The 50/50 therapist can't believe what she's hearing. "That's racist," she firmly says in response, glaring at him.

"I'm like my mother," he replies, unaffected. "I stereotype. It's faster."

It's an exquisite double entendre that anyone who has ever tried to accelerate the TSA's routinely sluggish operation has silently undertaken: Avoid the security lines with slow-looking people.

It doesn't necessarily make you a bad person; you're just trying to make it to your gate before your plane leaves. Even if it did make you a bad person, it's your private inner monologue which is mercifully (for you, you creep) insulated from everyone else.

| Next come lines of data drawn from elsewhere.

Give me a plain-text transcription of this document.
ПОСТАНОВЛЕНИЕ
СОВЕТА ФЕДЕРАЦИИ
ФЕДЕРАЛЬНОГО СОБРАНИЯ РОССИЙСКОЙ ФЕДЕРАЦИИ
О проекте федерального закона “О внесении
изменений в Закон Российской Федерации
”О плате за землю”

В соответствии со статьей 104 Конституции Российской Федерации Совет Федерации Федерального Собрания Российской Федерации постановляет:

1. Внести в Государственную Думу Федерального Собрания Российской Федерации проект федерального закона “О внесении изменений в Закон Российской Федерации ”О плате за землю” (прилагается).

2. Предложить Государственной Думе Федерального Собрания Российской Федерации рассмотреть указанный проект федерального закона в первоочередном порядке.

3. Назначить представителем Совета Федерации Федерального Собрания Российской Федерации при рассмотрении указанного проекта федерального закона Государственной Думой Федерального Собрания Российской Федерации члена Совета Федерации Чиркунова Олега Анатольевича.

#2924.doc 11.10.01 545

Last week when Jason linked the story to Cleveland Scene's investigation into "why Buckeye fans are such myopic assholes" I clicked in earnest. Growing up and having lived in Ohio - twice - has left me intimately familiar with the perpetual fervor and general loathsomeness that non-fans often find...beleaguering.

We're all acutely aware of that visible moiety of the Buckeye fan base. That's all our vocal antagonizers are, really - a piece, a portion, a component, an element. There is no uniformity among fan bases. It's like race and age, only dressed with common transferrable identifiers like replica jerseys, hounds tooth hats or denim shorts.

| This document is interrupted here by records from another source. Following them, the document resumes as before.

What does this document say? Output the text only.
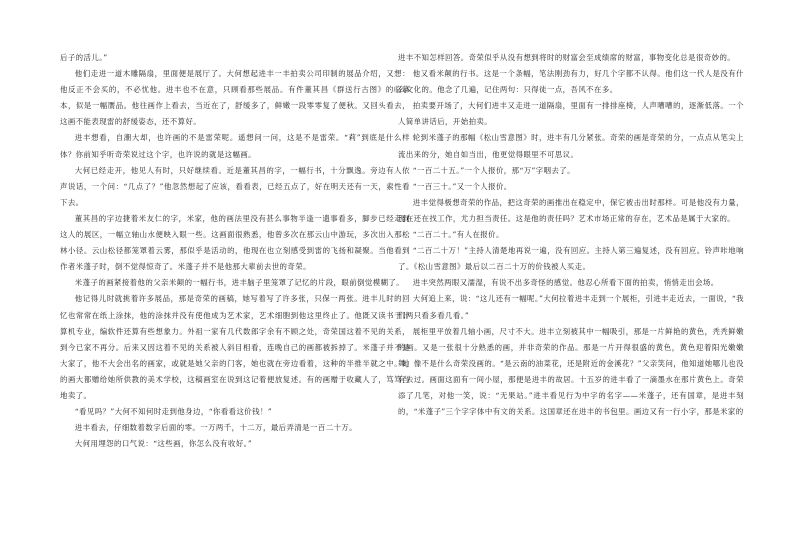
后子的活儿。”

他们走进一道木雕隔扇，里面便是展厅了。大何想起进丰一丰拍卖公司印制的展品介绍，又想：他反正不会买的，不必忧他。进丰也不在意，只顾看那些展品。有件董其昌《群送行古图》的临摹本，似是一幅赝品。他往画作上看去，当近在了，舒缓多了，鲜嫩一段零零复了便秋。又回头看去，这画不能表现雷的舒缓姿态，还不算好。

进丰想看，自潮大却，也许画的不是雷荣呢。遥想问一问，这是不是雷荣。“莉”到底是什么样体？你前知乎听奇荣说过这个字，也许说的就是这幅画。

大何已经走开，他见人有时，只好继续看。近是董其昌的字，一幅行书，十分飘逸。旁边有人依声说话，一个问：“几点了？”他忽然想起了应该，看看表，已经五点了，好在明天还有一天，索性看下去。

董其昌的字边捷着米友仁的字，米家，他的画法里没有甚么事物半逢一遗事看多，脚步已经走到这人的展区，一幅立轴山水便映入眼一些。这画面很熟悉，他曾多次在那云山中游玩，多次出入那松林小径。云山松径都笼罩着云雾，那似乎是活动的，他现在也立刻感受到雷的飞扬和凝聚。当他看到作者米蓬子时，倒不觉得惊奇了。米蓬子并不是他那大辈前去世的奇荣。

米蓬子的画紧接着他的父亲米颠的一幅行书，进丰脑子里笼罩了记忆的片段，眼前倒觉模糊了。

他记得儿时就挑着许多展品，那是奇荣的画稿，她写着写了许多张，只保一两张。进丰儿时的回忆也常常在纸上涂抹，他的涂抹并没有使他成为艺术家，艺术细胞到他这里终止了。他既又读书于计算机专业，编软件还算有些想象力。外祖一家有几代数郎字余有不顾之处，奇荣国这着不见的关系，到今已家不再分。后来又因这着不见的关系被人斜目相看，连晚自己的画都被拆掉了。米蓬子并不是大家了，他不大会出名的画家，或就是她父亲的门客，她也就在旁边看着，这种的半推半就之中。她的画大都赠给她所供教的美术学校，这稿画室在说到这记着便放复述。有的画赠于收藏人了，笃笃当地卖了。

“看见吗？”大何不知何时走到他身边，“你看看这价钱！”

进丰看去，仔细数着数字后面的零。一万两千，十二万，最后弄清是一百二十万。

大何用埋怨的口气说：“这些画，你怎么没有收好。”

进丰不知怎样回答。奇荣似乎从没有想到将时的财富会至成绩席的财富，事物变化总是很奇妙的。

他又看米颠的行书。这是一个条幅，笔法刚劲有力，好几个字都不认得。他们这一代人是没有什么文化的。他念了几遍，记住两句：只得徒一点，吾风不在多。

拍卖要开场了，大何们进丰又走进一道隔扇，里面有一排排座椅，人声嘈嘈的，逐渐低落。一个人简单讲话后，开始拍卖。

轮到米蓬子的那幅《松山雪意图》时，进丰有几分紧张。奇荣的画是奇荣的分，一点点从笔尖上流出来的分，她自如当出，他更觉得眼里不可思议。

“一百二十五。”一个人报价，那“万”字咽去了。

“一百三十。”又一个人报价。

进丰觉得极想奇荣的作品，把这奇荣的画推出在稳定中，保它被击出时那样。可是他没有力量，现在还在找工作，尤力担当责任。这是他的责任吗？艺术市场正常的存在，艺术品是属于大家的。

“二百二十。”有人在报价。

“二百二十万！”主持人清楚地再说一遍，没有回应。主持人第三遍复述，没有回应。铃声咔地响了。《松山雪意图》最后以二百二十万的价钱被人买走。

进丰突然两眼又濡湿，有说不出多奇怪的感觉。他忍心所看下面的拍卖，悄悄走出会场。

大何追上来，说：“这儿还有一幅呢。”大何拉着进丰走到一个展柜，引进丰走近去，一面说，“我们两只看多看几看。”

展柜里平放着几轴小画，尺寸不大。进丰立刻被其中一幅吸引，那是一片鲜艳的黄色，秃秃鲜嫩的画。又是一张很十分熟悉的画，并非奇荣的作品。那是一片开得很盛的黄色，黄色迎着阳光嫩嫩舞，像不是什么奇荣没画的。“是云南的油菜花，还是附近的金溪花？”父亲笑问，他知道她哪儿也没有去过。画面这面有一间小屋，那便是进丰的故居。十五岁的进丰看了一滴墨水在那片黄色上。奇荣添了几笔，对他一笑，说：“无果站。”进丰看见行为中字的名字——米蓬子，还有国章，是进丰刻的，“米蓬子”三个字字体中有文的关系。这国章还在进丰的书包里。画边又有一行小字，那是米家的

I've always concluded this unwashed faction was simply the product of Ohio State's huge, passionate fan base but was intrigued to see what better underlying justification the author's analysis would produce. Socioeconomic factors? Historical antecedents? Selective breeding?

Unfortunately, instead of delivering a methodical takedown of the least sophisticated constituent of the Ohio State fan base, the author sourced his salvo exclusively through his own pre-existing and deep-seeded hatred of Buckeye fans (!) a Bleacher Report slideshow (!!) and a sampling of sports talk radio trolls like Bruce Hooley (!!!). Essentially, he went hunting for game on the world's smallest animal preserve.

I don't think anyone debates the existence of a mongrel horde in scarlet jerseys. I kind of like knowing it exists, at an arm's length. Those fans can crap in and abandon coolers, shout obscenities at opposing fans and generally be stupid in public to their clogged hearts' content. Sure it's unsavory, but some wild horses just can't be tamed.

As long as they don't commit real crimes that harm innocent bystanders, like using your and you're interchangeably or adding apostrophes to plural words, I just cannot hope for their demise. In that same vein, it's hard to allow a convenient caricature to define the largest college football fan base in America.

We can't all be civilized, cordial and handsome: Then no one would be left to be memorable or cautionary.

The true identity of a fan base occurs at the intersection of exposure and self-awareness. Anyone who has dared to venture further than 100 miles from where they are from has this all figured out: For example, not all Penn State fans buy into the insidious conspiracy that the university Board of Trustees used Jerry Sandusky as a convenient excuse to remove Joe Paterno. They realize there was more to it than that.

Not all Notre Dame fans are from third-generation Fighting Irish families who, like their parents and grandparents before them, never filled out a college application, let alone finished high school.

Similarly, not all Michigan fans are boorish non-alumni who latch onto the school's academic reputation to boost their own self-worth. They're not all Internet tough guys who quickly transform into meek little weenies in person.

And not all Michigan fans from Ohio became that way out of petulant childhood rebellion in a desperate attempt to be unique. Nor do they all call Ohio State "Ohio" because some of them actually realize doing so is far less condescending (to Ohio State, anyway) than it is grossly inaccurate.

But we compartmentalize because it's comforting. We stereotype. It's faster.

Not all Michigan alumni are titans of industry, Wall Street shot-callers, partners of boutique law firms or Gerald Ford. And as fun as it is to imagine, they're also not all Wal-Mart Wolverines either. Don't pretend you're not disappointed.

And I cannot pretend I'm not disappointed by the false promise of a 3,300-word circle jerk teasing some insight into the Ohio State fan base before using sports talk radio as its meat and potatoes. It wasn't the dumbest article I've started to read in a very long time, but it was definitely the dumbest one I actually finished.

Sports radio is a medium, not too dissimilar from modern-day cable news, that is deliberately constructed to prey on one's vulnerabilities and biases with the hopes that it will anchor the consumer to the broadcast regularly, which in turn drives advertising rates. ESPN's "news" division operates like this as well.